Sunday, March 01, 2009

Meteoric

What does it feel like, I wonder, to be travelling so fast that the rush of wind burns you? The air must slam you, when you hit a little gradation from thinner to denser air, cross one of those cloud-edge boundaries: it must strike as heavily as train strikes a car marooned on the tracks. It hits you hard enough to tear you to pieces. And each piece bursts into flame from the mere friction of the air.

Watching the wisps of water falling, from Elowah, Wahclella, Multnomah. Wraiths of spray diverge from the fall, and drop, slower than the main plunge of water, fifty feet, a hundred, a hundred and fifty -- and vanish, like the meteors, before they hit the ground.

Stand at the bottom of one of the great falls. They generate their own wind, wet and cold even at high summer: an endless tumult of air and water, imperfectly mixed, blowing slantways from the splash pools.
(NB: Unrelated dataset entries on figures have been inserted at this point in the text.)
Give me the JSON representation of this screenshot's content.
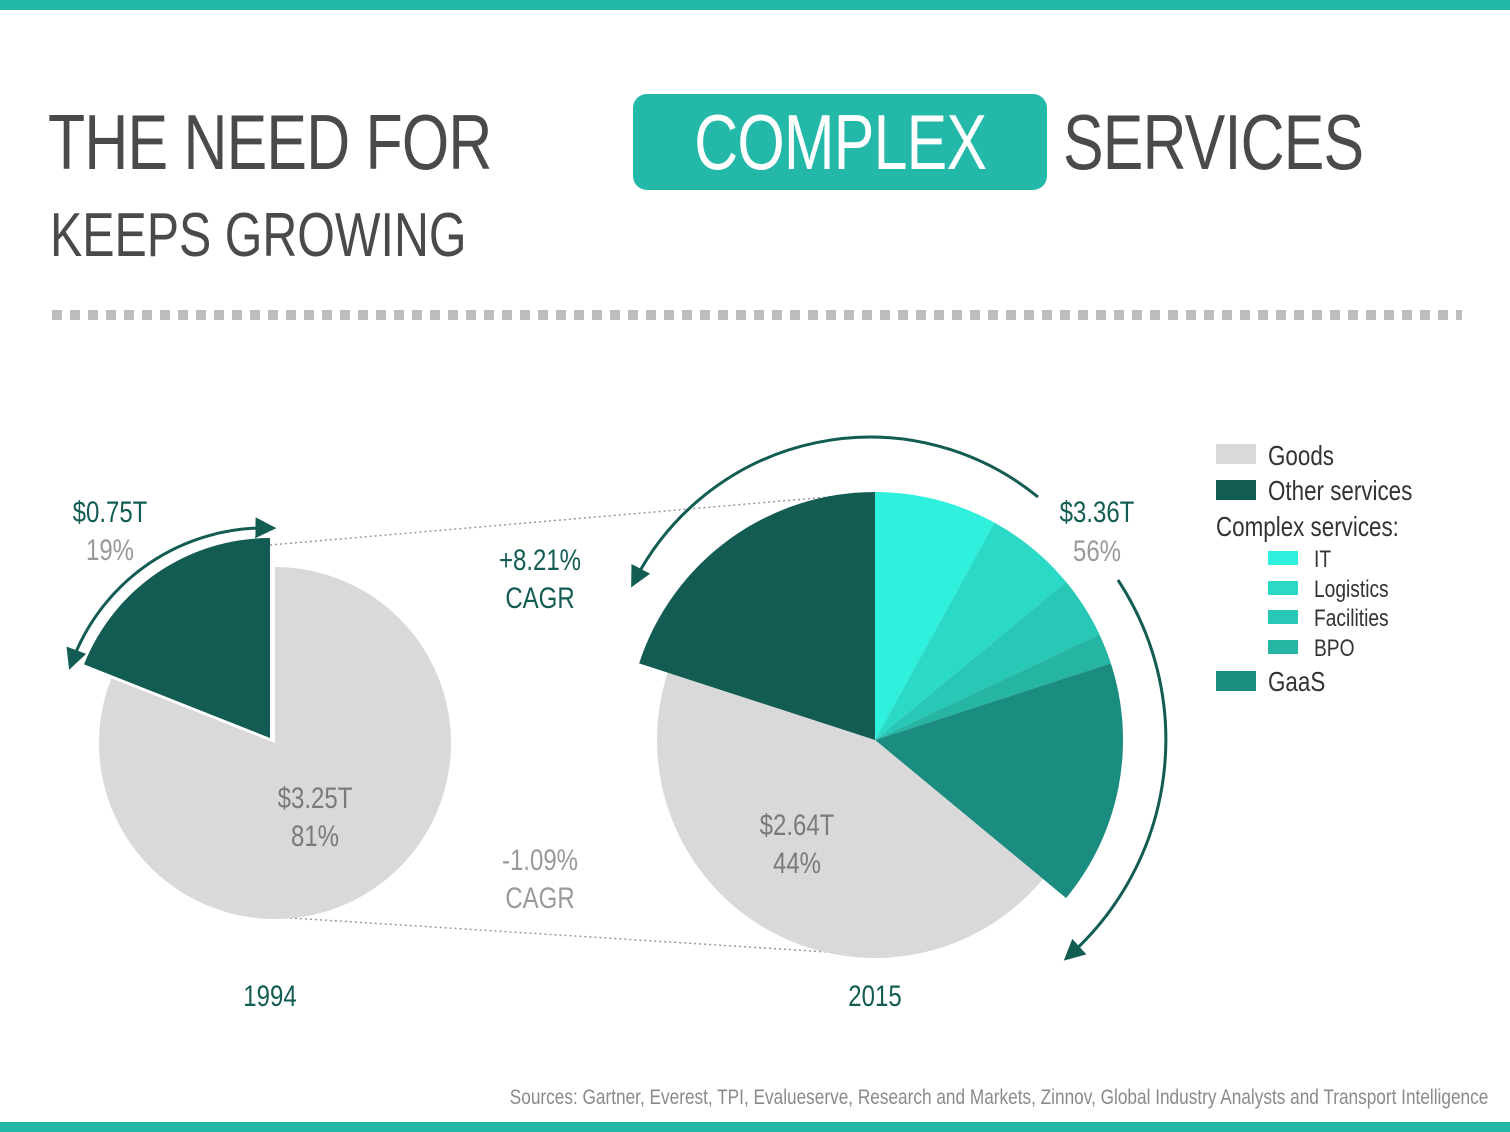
{
  "title": {
    "part1": "THE NEED FOR",
    "highlight": "COMPLEX",
    "part2": "SERVICES",
    "subtitle": "KEEPS GROWING"
  },
  "colors": {
    "accent": "#23b8a8",
    "goods": "#d9d9d9",
    "other_services": "#135c54",
    "it": "#2ff0dd",
    "logistics": "#2ad9c6",
    "facilities": "#28c8b6",
    "bpo": "#26b4a3",
    "gaas": "#1a8c80",
    "label_dark": "#135c54",
    "label_gray": "#9a9a9a"
  },
  "chart_data": {
    "type": "pie",
    "title": "THE NEED FOR COMPLEX SERVICES KEEPS GROWING",
    "legend": {
      "position": "right",
      "items": [
        {
          "key": "goods",
          "label": "Goods"
        },
        {
          "key": "other_services",
          "label": "Other services"
        }
      ],
      "group_label": "Complex services:",
      "group_items": [
        {
          "key": "it",
          "label": "IT"
        },
        {
          "key": "logistics",
          "label": "Logistics"
        },
        {
          "key": "facilities",
          "label": "Facilities"
        },
        {
          "key": "bpo",
          "label": "BPO"
        }
      ],
      "tail_items": [
        {
          "key": "gaas",
          "label": "GaaS"
        }
      ]
    },
    "pies": [
      {
        "year": "1994",
        "services_value": "$0.75T",
        "services_pct": "19%",
        "goods_value": "$3.25T",
        "goods_pct": "81%",
        "slices": [
          {
            "key": "other_services",
            "share": 19
          },
          {
            "key": "goods",
            "share": 81
          }
        ]
      },
      {
        "year": "2015",
        "services_value": "$3.36T",
        "services_pct": "56%",
        "goods_value": "$2.64T",
        "goods_pct": "44%",
        "slices": [
          {
            "key": "it",
            "share": 8
          },
          {
            "key": "logistics",
            "share": 6
          },
          {
            "key": "facilities",
            "share": 4
          },
          {
            "key": "bpo",
            "share": 2
          },
          {
            "key": "gaas",
            "share": 16
          },
          {
            "key": "goods",
            "share": 44
          },
          {
            "key": "other_services",
            "share": 20
          }
        ]
      }
    ],
    "cagr": {
      "services_line1": "+8.21%",
      "services_line2": "CAGR",
      "goods_line1": "-1.09%",
      "goods_line2": "CAGR"
    }
  },
  "sources": "Sources: Gartner, Everest, TPI, Evalueserve, Research and Markets, Zinnov, Global Industry Analysts and Transport Intelligence"
}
We're all falling, even if the thunder of it is inaudible most of the time. We come to the falls because we can hear it and see it here, for a little while, remind ourselves briefly of a reality we can't bear to hold in our minds, but which we need to touch, every once in a while. It would be impossible to live in the constant awareness of falling. But it would be even more impossible to live without ever glimpsing it.